Final answer:
The 90% confidence interval for estimating the proportion of adult Seattle residents that do not believe they can contract an STI is (0.173, 0.207), suggesting the true proportion is between 17.3% and 20.7%.
Step-by-step explanation:
To construct a 90% confidence interval estimating the proportion of adult Seattle residents that do not believe they can contract a sexually transmitted infection (STI), we will use the formula for a confidence interval for a population proportion.

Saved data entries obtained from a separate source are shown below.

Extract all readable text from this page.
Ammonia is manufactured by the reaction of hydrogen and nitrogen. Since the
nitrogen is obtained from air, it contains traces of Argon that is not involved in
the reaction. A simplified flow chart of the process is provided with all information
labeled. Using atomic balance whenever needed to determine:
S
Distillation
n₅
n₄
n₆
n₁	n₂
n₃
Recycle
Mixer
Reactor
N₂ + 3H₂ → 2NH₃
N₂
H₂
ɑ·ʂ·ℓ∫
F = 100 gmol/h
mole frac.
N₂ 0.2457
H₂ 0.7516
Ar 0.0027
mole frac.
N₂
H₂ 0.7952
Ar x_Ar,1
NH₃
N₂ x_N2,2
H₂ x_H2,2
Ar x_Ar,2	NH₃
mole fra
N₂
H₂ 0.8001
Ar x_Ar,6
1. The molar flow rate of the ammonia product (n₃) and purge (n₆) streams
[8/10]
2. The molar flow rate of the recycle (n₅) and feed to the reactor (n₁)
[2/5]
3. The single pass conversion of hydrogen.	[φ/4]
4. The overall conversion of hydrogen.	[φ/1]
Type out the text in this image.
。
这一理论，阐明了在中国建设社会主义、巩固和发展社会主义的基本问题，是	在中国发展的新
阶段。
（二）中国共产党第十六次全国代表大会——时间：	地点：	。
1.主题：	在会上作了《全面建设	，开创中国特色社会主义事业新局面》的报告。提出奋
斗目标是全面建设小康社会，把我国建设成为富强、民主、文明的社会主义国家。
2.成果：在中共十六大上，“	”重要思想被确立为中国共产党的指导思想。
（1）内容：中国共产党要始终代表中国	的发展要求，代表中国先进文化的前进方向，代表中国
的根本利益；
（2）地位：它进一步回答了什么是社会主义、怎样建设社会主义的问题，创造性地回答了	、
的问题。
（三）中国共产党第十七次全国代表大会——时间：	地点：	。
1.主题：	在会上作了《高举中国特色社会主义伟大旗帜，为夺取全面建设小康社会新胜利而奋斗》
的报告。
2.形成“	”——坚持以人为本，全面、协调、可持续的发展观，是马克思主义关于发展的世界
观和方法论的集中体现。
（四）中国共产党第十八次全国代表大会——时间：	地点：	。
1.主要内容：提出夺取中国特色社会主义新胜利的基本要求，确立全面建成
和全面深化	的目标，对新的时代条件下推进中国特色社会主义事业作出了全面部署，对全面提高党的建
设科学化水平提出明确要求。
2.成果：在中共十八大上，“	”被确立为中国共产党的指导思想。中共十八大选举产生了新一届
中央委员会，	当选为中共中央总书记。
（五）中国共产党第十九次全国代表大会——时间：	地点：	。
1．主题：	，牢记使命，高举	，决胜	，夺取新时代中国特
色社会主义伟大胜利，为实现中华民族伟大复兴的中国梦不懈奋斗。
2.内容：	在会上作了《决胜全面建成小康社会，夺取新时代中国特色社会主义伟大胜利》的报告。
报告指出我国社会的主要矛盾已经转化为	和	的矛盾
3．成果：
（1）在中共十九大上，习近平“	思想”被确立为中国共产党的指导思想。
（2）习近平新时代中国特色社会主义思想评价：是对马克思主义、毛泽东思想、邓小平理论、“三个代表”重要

The formula for a confidence interval is given by:
P± Z*sqrt(P(1-P)/n)
where:
- P is the sample proportion,
- n is the sample size, and
- Z* is the z-score corresponding to the desired confidence level.
For this survey conducted by the University of Washington School of Medicine:
- P = 266/1400 = 0.19,
- n = 1400, and
- Z* (for 90% confidence) is approximately 1.645
Plugging these values into the formula gives us:
Confidence Interval = 0.19 ± 1.645 * sqrt(0.19(0.81)/1400)
Now, we need to calculate the error margin:
Error Margin = 1.645 * sqrt(0.19*0.81/1400) ≈ 1.645 * sqrt(0.1539/1400) ≈ 1.645 * sqrt(0.0001099) ≈ 1.645 * 0.010488 ≈ 0.017253
Therefore, the 90% confidence interval is:
0.19 ± 0.017 ≈ (0.173, 0.207)
Rounded to three decimal places, the confidence interval is (0.173, 0.207).
This interval suggests that with 90% confidence, the true proportion of adult Seattle residents that do not believe they can contract an STI is between 17.3% and 20.7%.